Der lustige Schnackler auf der Griesner Alm

Schnalzen mit Fingern und Zunge heißt man Schnackeln. Auf der Griesner Alm war einst ein lebensfroher, junger Hirte, der konnte gar so prächtig schnackeln und auch recht schön singen. In der Einsamkeit, zwischen Felswänden über Stein- oder Schneekare mit seinen Schafen ziehend, schnackelte und sang er oft so laut, dass man ihn weitum hörte. Doch eines Tages war er ernst und nachdenklich geworden.
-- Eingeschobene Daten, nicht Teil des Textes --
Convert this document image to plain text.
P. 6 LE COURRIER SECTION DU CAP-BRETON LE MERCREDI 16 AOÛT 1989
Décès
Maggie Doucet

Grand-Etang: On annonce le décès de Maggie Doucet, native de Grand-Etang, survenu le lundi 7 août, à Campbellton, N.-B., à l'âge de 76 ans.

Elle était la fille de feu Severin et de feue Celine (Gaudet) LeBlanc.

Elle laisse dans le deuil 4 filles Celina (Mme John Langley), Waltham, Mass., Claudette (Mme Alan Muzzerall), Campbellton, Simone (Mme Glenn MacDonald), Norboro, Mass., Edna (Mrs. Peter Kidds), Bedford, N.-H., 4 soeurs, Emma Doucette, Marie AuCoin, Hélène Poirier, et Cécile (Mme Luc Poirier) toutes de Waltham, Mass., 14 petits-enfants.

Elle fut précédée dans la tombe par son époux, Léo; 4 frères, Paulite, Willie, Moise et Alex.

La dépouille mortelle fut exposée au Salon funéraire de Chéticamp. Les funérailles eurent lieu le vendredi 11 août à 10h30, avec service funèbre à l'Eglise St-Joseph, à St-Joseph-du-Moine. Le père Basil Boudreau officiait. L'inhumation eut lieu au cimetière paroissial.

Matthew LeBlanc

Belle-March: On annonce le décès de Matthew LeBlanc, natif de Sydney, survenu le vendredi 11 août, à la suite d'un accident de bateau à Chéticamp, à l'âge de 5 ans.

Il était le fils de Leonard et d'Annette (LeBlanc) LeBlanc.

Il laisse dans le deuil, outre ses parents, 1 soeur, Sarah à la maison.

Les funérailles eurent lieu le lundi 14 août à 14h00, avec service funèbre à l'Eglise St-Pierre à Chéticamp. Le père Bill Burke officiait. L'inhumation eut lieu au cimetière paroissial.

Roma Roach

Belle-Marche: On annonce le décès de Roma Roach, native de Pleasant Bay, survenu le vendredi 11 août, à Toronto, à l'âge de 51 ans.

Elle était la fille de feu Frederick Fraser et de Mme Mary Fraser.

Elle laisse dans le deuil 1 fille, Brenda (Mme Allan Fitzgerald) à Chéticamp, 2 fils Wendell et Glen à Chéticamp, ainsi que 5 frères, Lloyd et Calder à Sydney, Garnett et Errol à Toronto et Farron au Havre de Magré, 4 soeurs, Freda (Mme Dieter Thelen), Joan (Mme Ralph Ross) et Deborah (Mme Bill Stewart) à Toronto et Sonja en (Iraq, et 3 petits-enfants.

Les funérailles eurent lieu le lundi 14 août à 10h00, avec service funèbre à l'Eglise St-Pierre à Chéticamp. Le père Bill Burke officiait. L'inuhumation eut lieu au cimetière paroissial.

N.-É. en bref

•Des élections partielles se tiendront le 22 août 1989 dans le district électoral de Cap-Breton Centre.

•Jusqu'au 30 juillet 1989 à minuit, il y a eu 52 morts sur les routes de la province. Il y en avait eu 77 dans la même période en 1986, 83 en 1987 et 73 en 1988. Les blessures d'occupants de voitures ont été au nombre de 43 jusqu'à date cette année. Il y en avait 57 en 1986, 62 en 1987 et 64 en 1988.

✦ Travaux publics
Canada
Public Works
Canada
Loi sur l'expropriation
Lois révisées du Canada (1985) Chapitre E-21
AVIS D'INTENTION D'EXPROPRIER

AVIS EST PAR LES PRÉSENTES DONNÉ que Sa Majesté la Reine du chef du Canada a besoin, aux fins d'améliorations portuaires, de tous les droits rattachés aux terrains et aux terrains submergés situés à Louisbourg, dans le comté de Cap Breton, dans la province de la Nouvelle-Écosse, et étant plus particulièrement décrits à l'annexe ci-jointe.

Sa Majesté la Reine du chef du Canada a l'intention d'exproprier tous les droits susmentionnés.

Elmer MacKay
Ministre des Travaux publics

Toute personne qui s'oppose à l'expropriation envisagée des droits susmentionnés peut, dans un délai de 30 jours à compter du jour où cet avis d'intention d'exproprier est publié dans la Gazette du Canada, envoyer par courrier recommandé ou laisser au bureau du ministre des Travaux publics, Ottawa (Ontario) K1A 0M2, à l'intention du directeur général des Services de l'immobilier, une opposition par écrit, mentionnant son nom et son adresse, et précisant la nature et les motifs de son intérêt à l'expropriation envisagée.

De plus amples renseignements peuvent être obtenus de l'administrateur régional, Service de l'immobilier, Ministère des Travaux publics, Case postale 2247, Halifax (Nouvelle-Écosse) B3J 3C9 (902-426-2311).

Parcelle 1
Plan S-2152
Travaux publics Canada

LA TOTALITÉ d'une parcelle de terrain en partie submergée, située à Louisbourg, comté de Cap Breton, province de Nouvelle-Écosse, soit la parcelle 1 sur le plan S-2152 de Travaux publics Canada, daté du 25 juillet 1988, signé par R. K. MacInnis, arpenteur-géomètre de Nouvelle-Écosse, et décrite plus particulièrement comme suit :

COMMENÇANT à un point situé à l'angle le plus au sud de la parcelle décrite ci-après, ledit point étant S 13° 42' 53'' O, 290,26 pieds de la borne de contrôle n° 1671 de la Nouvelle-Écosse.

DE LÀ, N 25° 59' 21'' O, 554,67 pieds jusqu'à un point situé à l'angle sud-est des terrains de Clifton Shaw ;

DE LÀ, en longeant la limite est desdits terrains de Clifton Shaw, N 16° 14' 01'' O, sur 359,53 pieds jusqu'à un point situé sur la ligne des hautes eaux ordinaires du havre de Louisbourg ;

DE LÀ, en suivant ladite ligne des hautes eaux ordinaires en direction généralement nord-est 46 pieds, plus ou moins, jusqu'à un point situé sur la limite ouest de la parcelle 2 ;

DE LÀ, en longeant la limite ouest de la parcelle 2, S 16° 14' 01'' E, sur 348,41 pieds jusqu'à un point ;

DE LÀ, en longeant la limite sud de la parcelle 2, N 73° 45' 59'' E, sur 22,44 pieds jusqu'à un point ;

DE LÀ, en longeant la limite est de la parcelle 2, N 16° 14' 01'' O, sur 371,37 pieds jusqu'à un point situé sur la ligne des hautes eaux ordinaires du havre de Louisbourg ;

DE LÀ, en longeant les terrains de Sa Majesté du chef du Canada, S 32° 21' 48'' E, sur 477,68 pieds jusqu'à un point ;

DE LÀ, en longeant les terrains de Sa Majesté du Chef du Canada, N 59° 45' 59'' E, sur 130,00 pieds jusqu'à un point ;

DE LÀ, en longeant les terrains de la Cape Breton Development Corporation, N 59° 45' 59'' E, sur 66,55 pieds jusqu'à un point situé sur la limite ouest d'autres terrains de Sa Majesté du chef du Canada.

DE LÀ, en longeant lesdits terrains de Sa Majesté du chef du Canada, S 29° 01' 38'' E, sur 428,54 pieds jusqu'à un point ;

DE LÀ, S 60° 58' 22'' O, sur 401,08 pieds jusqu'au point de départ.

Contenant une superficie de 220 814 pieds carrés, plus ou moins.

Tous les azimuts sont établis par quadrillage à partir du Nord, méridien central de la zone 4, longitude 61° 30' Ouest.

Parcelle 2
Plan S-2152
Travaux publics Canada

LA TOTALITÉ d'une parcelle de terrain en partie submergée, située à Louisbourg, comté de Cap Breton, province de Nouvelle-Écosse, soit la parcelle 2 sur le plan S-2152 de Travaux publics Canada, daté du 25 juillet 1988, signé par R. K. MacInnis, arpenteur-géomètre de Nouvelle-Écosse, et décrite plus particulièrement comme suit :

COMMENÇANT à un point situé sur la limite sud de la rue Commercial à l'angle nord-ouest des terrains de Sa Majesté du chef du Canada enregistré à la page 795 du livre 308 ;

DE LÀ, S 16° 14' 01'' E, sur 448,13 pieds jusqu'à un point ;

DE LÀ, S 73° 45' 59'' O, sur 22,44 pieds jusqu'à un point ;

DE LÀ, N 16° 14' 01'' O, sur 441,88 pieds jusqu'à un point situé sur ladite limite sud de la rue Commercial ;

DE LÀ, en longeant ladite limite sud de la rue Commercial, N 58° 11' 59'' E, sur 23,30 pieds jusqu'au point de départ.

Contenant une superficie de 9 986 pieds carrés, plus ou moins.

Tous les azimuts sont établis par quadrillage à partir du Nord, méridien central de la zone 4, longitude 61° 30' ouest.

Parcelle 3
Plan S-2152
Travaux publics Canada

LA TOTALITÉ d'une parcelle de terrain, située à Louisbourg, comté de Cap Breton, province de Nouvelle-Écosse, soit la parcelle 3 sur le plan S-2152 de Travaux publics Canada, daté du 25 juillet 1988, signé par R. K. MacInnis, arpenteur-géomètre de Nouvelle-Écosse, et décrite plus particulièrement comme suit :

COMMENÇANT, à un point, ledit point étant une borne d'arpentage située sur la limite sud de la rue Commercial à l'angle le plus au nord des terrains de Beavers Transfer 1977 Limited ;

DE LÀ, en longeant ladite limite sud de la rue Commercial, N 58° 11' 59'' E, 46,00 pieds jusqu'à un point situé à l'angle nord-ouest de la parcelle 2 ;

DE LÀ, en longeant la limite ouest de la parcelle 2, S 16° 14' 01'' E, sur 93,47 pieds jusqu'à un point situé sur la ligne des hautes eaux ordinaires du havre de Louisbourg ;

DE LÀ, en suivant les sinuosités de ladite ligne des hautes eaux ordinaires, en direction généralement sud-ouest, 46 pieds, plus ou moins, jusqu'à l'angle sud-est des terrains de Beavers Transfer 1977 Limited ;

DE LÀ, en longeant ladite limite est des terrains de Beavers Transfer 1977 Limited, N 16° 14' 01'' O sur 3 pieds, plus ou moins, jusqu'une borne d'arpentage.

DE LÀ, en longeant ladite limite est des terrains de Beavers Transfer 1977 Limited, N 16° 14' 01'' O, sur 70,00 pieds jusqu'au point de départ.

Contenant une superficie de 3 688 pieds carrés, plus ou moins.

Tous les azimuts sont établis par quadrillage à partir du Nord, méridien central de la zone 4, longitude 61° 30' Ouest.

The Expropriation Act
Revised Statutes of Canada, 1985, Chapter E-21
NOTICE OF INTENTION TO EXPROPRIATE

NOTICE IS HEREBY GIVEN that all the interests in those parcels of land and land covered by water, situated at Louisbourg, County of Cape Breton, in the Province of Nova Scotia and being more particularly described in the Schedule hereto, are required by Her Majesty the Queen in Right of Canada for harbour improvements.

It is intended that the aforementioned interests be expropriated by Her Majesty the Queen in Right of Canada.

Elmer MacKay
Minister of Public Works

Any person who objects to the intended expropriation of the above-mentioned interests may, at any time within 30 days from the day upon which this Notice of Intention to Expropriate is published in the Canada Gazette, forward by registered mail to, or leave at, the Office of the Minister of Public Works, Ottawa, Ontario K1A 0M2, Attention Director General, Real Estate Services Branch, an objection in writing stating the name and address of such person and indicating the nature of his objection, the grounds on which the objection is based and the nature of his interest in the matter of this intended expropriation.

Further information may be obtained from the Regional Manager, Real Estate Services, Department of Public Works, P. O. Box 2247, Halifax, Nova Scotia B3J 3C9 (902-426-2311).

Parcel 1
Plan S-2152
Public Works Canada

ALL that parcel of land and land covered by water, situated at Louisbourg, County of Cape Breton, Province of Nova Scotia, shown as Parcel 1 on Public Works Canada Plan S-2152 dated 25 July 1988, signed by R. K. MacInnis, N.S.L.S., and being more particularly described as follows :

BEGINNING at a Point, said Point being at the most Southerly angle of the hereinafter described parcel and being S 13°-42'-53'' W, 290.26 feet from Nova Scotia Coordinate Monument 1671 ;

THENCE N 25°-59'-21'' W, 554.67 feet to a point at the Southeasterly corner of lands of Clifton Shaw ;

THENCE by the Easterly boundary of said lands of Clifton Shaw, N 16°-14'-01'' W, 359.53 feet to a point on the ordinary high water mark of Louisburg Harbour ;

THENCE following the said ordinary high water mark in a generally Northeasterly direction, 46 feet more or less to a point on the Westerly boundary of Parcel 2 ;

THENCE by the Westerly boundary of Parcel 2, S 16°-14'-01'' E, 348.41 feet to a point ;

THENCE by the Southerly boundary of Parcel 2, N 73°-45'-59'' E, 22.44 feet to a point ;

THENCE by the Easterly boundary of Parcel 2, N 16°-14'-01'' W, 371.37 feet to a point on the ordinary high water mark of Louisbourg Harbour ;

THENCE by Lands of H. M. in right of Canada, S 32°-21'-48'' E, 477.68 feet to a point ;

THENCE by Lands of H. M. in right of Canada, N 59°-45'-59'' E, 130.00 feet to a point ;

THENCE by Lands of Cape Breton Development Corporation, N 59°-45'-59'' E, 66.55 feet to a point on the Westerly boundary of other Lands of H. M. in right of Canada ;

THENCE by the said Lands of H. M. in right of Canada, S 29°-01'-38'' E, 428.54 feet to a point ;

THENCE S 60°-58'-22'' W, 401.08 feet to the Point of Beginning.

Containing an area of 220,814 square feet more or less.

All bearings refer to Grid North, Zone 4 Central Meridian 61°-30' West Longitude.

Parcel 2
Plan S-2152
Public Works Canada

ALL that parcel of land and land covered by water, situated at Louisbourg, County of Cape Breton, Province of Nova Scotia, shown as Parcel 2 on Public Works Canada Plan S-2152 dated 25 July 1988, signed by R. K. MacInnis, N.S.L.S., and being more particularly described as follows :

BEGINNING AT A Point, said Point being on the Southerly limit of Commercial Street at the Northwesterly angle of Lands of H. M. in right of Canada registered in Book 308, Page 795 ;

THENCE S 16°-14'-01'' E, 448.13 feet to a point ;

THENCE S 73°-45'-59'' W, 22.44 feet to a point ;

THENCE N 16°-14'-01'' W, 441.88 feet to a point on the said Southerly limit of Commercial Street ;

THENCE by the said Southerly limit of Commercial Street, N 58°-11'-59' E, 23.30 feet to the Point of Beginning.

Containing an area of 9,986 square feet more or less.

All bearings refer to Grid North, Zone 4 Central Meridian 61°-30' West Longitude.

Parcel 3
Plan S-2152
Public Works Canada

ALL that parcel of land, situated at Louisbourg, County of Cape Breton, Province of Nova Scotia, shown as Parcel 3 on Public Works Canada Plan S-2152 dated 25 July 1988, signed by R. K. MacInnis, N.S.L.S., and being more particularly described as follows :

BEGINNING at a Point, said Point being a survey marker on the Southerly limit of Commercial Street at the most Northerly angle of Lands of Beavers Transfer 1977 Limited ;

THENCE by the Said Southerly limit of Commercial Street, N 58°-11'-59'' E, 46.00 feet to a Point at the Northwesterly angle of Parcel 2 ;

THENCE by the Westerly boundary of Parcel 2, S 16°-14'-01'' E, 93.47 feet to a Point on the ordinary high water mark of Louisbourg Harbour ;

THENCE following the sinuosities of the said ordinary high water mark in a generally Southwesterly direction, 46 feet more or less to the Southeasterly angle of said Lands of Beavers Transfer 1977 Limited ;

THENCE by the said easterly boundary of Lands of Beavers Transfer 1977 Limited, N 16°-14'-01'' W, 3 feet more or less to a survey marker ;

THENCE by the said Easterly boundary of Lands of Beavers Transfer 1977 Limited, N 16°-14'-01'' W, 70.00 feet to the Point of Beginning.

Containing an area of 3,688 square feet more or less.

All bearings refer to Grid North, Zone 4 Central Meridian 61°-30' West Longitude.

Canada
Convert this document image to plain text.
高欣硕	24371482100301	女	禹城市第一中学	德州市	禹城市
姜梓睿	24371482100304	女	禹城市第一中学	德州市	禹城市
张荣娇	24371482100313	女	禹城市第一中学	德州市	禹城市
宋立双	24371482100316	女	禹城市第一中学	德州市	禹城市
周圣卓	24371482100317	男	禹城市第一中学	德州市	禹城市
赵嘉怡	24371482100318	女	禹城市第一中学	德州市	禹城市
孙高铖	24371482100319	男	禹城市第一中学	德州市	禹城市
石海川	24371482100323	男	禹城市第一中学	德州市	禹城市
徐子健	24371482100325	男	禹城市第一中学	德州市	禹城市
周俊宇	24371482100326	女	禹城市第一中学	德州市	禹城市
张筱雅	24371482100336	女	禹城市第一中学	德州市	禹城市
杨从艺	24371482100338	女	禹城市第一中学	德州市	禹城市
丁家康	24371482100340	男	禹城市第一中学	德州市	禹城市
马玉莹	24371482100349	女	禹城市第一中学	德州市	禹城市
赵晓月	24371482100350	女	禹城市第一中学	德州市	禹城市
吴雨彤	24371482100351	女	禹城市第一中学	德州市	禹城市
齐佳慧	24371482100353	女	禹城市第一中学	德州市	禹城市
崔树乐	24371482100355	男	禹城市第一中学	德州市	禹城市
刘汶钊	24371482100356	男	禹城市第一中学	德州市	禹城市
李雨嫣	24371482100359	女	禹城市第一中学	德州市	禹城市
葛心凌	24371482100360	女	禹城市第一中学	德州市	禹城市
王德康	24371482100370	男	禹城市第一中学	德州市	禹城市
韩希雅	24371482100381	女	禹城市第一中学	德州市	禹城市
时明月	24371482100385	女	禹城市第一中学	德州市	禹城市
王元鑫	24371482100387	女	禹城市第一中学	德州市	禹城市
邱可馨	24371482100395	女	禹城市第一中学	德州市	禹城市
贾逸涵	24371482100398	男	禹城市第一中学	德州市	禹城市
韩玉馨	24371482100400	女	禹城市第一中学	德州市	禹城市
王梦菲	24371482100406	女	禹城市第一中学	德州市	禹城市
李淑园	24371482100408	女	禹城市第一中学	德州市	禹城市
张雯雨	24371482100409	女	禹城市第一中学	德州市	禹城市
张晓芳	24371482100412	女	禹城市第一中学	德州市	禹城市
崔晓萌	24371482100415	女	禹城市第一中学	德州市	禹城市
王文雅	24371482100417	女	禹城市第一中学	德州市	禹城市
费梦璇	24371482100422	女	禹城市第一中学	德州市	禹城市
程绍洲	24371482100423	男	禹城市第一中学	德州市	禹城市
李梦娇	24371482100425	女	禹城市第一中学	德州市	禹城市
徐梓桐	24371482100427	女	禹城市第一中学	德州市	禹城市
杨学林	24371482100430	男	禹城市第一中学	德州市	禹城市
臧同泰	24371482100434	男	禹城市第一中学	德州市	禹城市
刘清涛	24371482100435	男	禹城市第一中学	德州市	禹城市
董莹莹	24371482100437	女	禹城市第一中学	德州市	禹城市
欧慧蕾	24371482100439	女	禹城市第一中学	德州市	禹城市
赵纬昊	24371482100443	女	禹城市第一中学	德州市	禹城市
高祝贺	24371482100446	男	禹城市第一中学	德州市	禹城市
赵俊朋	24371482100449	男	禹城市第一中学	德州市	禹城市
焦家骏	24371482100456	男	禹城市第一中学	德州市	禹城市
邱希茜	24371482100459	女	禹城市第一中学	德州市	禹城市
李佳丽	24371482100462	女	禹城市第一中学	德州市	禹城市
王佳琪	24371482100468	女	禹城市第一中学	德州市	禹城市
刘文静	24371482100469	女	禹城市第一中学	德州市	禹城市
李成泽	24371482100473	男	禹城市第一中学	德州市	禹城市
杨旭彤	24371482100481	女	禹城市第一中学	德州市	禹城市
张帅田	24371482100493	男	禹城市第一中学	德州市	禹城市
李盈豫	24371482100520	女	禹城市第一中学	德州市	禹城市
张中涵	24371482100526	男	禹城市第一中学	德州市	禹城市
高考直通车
Vom Senner der Ranggenalm, die 300 Meter über der Griesner Alm liegt, über den Grund seiner Verstimmung befragt, erklärte er: „Ich weiß gar nicht, was das ist: Wenn ich am Berg so lustig schnackle, dann macht mir das jetzt immer einer nach, und je stärker ich schnackle, desto lauter schnackelt auch er. Das ist aber kein Echo, kein Widerhall. Es ist jemand, der mich nachahmt, aber weitum ist kein Mensch zu sehen. Dazu kommt, dass mich dieser Unbekannte nur an Freitagen nachahmt. An den anderen Tagen nicht.” Bald darauf, an einem Freitag, stürzte der Hirte samt einem Schafe von einer hohen Felswand und wurde zerschmettert in einem tiefen Abgrund gefunden. Ob das Schaf die Ursache seines Sturzes war, oder ob, wie andere glauben, irgendein Berggeist ihn in den Tod gelockt hat, weil ihm dieses frohe Treiben an Freitagen in dieser tiefernsten Natur nicht gefiel, weiß niemand. Der Senner auf der Ranggenalm hörte später noch oft schönen Gesang, aber nur, während er melkte; hörte er zu melken auf, um zu horchen, so hörte auch der Gesang auf.

Quelle: OSR Anna Mantinger, Kirchdorfer Sagen und Leit, in: Kirchdorf in Tirol, HG Gemeinde Kirchdorf in Tirol, 2005, S. 137. Nach Herbert Jennewein, dieser nach Anton Karg.